You must be disciplined. If you float from method to method, and constantly try to “tweak your method” to make it absolutely ‘perfect‘, your account is going to die the death of 1,000 cuts (losses). When it’s time to put on the trade, it’s time to put on the trade. When it’s time to step back for a while, step back and make no apologies for it. I say …. be the lion. The lion is not Neils Bohr. He’s not a genius. He’s a lion. When it’s time to hunt, it’s time to hunt. No if’s and’s, or but’s. Yet Lions have been reported to sleep up to 18 hours a day. But are they lazy animals? No.
They are exceedingly economical when it comes to the decision of either expending their calories to hunt or resting up. You’ll never see a lion on the savannah, apologizing for taking a nap. But when it’s time to hunt, they’ll kill without a seconds hesitation. In a word, they are efficient.
And this leads to my last point of ‘trading blasphemy’. Truth be told, I am a guy that is all about lower-effort investing methods.
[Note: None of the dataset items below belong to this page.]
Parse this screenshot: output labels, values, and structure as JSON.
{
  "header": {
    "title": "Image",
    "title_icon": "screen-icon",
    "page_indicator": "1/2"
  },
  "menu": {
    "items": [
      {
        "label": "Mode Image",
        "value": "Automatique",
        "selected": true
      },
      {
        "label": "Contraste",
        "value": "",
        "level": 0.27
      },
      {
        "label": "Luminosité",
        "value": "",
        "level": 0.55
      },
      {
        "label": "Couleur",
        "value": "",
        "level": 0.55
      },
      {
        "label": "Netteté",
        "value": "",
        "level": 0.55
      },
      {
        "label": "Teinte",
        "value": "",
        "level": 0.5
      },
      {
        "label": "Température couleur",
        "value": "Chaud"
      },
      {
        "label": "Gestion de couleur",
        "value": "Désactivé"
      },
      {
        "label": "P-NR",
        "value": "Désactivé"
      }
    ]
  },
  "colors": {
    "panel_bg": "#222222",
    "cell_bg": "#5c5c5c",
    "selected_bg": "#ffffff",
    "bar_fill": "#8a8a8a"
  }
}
Yes, there are entire methods and approaches that are not very … intensive in their implementation. In other words, you don’t have to ‘fiddle’ with them every two days, or even two minutes. You do not need to stay ‘glued’ to the charts. And this does not mean that for a lack of intensive day-trading focus, you suffer less in the way of returns. In fact, I make one whole section of my portfolio about a passively managed ‘core’ of assets, that I may not need to touch but once in a year. One of those lower-effort pieces this year has produced over 12% in terms returns, with very little drawdown and I’ve only had to touch it once. So no … lower-effort does not mean lower-return. Lower-effort methodologies can do well all on their own. I have lower-effort methods that I use that have literally worked for the last 80 years. No, I’m not kidding. They’ve been used in the industry for at least that long. And yes, I can stack on active ‘trades’ around that passive core for even grater gains. As a matter of fact, as I write this, I have a short term short on YHOO. I like active trading as well.
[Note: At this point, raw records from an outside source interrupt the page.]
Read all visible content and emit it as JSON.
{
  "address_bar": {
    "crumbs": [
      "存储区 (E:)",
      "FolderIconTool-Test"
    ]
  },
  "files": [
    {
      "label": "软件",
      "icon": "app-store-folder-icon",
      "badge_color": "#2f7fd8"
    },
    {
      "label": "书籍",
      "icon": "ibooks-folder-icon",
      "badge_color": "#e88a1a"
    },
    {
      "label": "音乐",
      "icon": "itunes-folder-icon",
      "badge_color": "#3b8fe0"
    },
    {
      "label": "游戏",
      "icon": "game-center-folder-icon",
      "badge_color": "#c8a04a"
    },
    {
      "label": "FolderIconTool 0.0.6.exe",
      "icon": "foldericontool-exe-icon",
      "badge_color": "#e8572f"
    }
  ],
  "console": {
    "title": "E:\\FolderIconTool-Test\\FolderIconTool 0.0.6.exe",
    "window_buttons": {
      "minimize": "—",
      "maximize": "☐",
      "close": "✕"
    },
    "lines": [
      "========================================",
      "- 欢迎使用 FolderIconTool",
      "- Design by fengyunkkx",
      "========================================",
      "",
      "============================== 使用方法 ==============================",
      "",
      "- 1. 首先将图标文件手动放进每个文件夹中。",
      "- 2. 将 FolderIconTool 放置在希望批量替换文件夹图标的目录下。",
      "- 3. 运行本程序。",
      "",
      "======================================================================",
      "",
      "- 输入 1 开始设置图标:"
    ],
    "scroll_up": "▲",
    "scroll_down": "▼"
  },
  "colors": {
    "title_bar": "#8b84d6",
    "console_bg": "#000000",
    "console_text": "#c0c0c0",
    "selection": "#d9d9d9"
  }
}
But going back to those lower-effort strategies, if you stop and think about it this has incredible advantages. If you need to, you can stop all active trading, leave your passive core of assets on the table, making gains, and take a vacation. It means less stress. Such lower-effort (notice I did not say low effort or no effort) investing frees up your time, so you are not left obsessing over every tick of the market, which only helps your discipline. If a prolonged emergency arises in your life, you can take care of it and at the same time not worry that your portfolio is being overly neglected.
So there they are. My blasphemies. Do not allow one’s to put you off from this career with a lot of jargon, if you are interested in learning how to trade and invest. Do not think you must have the mind of Einstein to be a trader. You don’t. It requires some qualities that I think anyone does well to obtain, and make you a better person overall.
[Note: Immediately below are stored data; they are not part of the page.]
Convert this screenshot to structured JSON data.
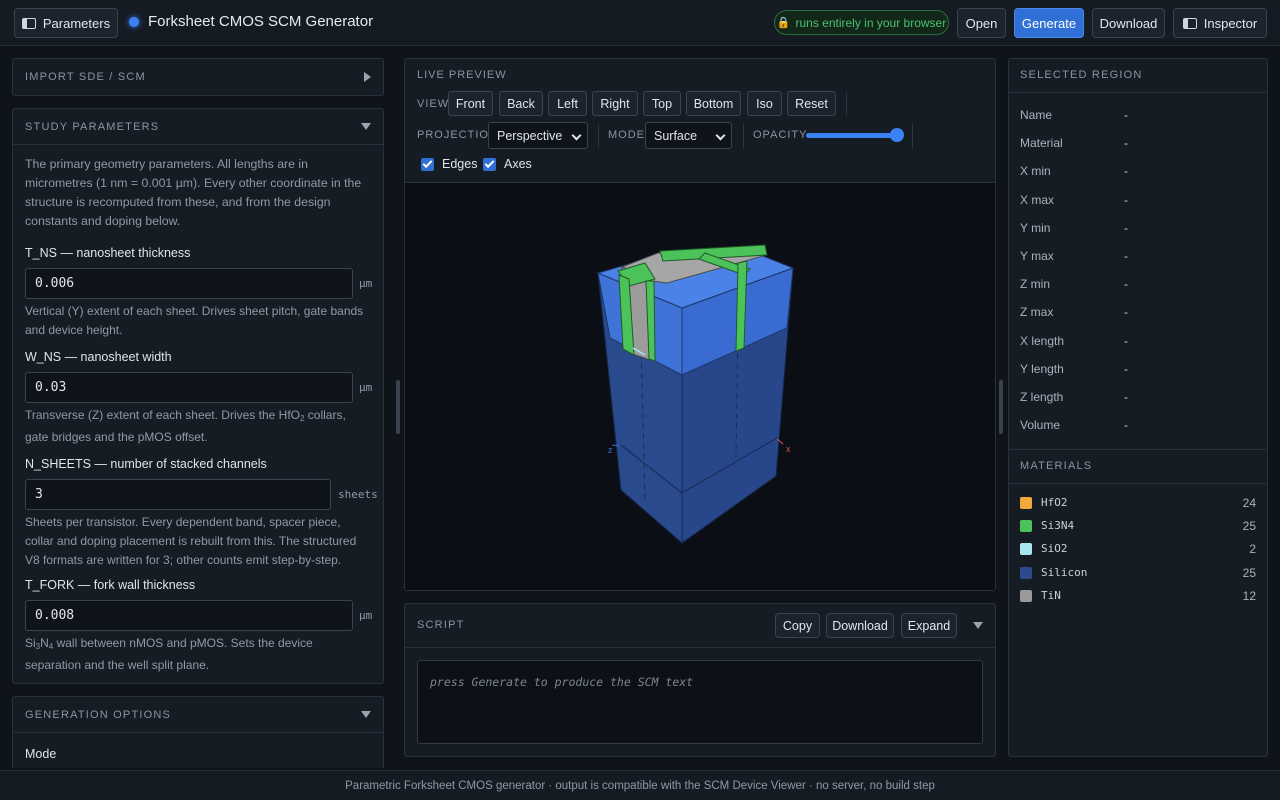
{
  "header": {
    "params_button": "Parameters",
    "app_title": "Forksheet CMOS SCM Generator",
    "badge": "runs entirely in your browser",
    "open": "Open",
    "generate": "Generate",
    "download": "Download",
    "inspector": "Inspector"
  },
  "left": {
    "import_title": "IMPORT SDE / SCM",
    "study_title": "STUDY PARAMETERS",
    "intro": "The primary geometry parameters. All lengths are in micrometres (1 nm = 0.001 µm). Every other coordinate in the structure is recomputed from these, and from the design constants and doping below.",
    "params": [
      {
        "label": "T_NS — nanosheet thickness",
        "value": "0.006",
        "unit": "µm",
        "help": "Vertical (Y) extent of each sheet. Drives sheet pitch, gate bands and device height."
      },
      {
        "label": "W_NS — nanosheet width",
        "value": "0.03",
        "unit": "µm",
        "help_a": "Transverse (Z) extent of each sheet. Drives the HfO",
        "help_sub": "2",
        "help_b": " collars, gate bridges and the pMOS offset."
      },
      {
        "label": "N_SHEETS — number of stacked channels",
        "value": "3",
        "unit": "sheets",
        "help": "Sheets per transistor. Every dependent band, spacer piece, collar and doping placement is rebuilt from this. The structured V8 formats are written for 3; other counts emit step-by-step."
      },
      {
        "label": "T_FORK — fork wall thickness",
        "value": "0.008",
        "unit": "µm",
        "help_a": "Si",
        "help_sub1": "3",
        "help_mid": "N",
        "help_sub2": "4",
        "help_b": " wall between nMOS and pMOS. Sets the device separation and the well split plane."
      }
    ],
    "gen_title": "GENERATION OPTIONS",
    "gen_mode_label": "Mode"
  },
  "preview": {
    "title": "LIVE PREVIEW",
    "view_label": "VIEW",
    "views": [
      "Front",
      "Back",
      "Left",
      "Right",
      "Top",
      "Bottom",
      "Iso",
      "Reset"
    ],
    "projection_label": "PROJECTION",
    "projection": "Perspective",
    "mode_label": "MODE",
    "mode": "Surface",
    "opacity_label": "OPACITY",
    "opacity": 0.95,
    "edges_label": "Edges",
    "edges": true,
    "axes_label": "Axes",
    "axes": true,
    "axis_x": "x",
    "axis_z": "z"
  },
  "script": {
    "title": "SCRIPT",
    "copy": "Copy",
    "download": "Download",
    "expand": "Expand",
    "placeholder": "press Generate to produce the SCM text"
  },
  "selected": {
    "title": "SELECTED REGION",
    "rows": [
      {
        "k": "Name",
        "v": "-"
      },
      {
        "k": "Material",
        "v": "-"
      },
      {
        "k": "X min",
        "v": "-"
      },
      {
        "k": "X max",
        "v": "-"
      },
      {
        "k": "Y min",
        "v": "-"
      },
      {
        "k": "Y max",
        "v": "-"
      },
      {
        "k": "Z min",
        "v": "-"
      },
      {
        "k": "Z max",
        "v": "-"
      },
      {
        "k": "X length",
        "v": "-"
      },
      {
        "k": "Y length",
        "v": "-"
      },
      {
        "k": "Z length",
        "v": "-"
      },
      {
        "k": "Volume",
        "v": "-"
      }
    ]
  },
  "materials": {
    "title": "MATERIALS",
    "items": [
      {
        "name": "HfO2",
        "count": "24",
        "color": "#f2a93b"
      },
      {
        "name": "Si3N4",
        "count": "25",
        "color": "#4cc35a"
      },
      {
        "name": "SiO2",
        "count": "2",
        "color": "#a8e6ef"
      },
      {
        "name": "Silicon",
        "count": "25",
        "color": "#2c4a8c"
      },
      {
        "name": "TiN",
        "count": "12",
        "color": "#9a9a9a"
      }
    ]
  },
  "footer": "Parametric Forksheet CMOS generator · output is compatible with the SCM Device Viewer · no server, no build step"
}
As I said earlier, if you can think on your feet you’ll probably do well. This is probably why people who have successfully run their own businesses before investing and trading, and military men and women who were in special operations do well as investors and traders. Such people know how to think on their feet. How to adapt. How to control their risk. And that if there is an easier, low-effort way of doing things? That’s the way things should be done, rather than a long convuluted process in order to impress someone else.
I’m telling you, you’ll hear me preach it’s virtues quite often around these parts.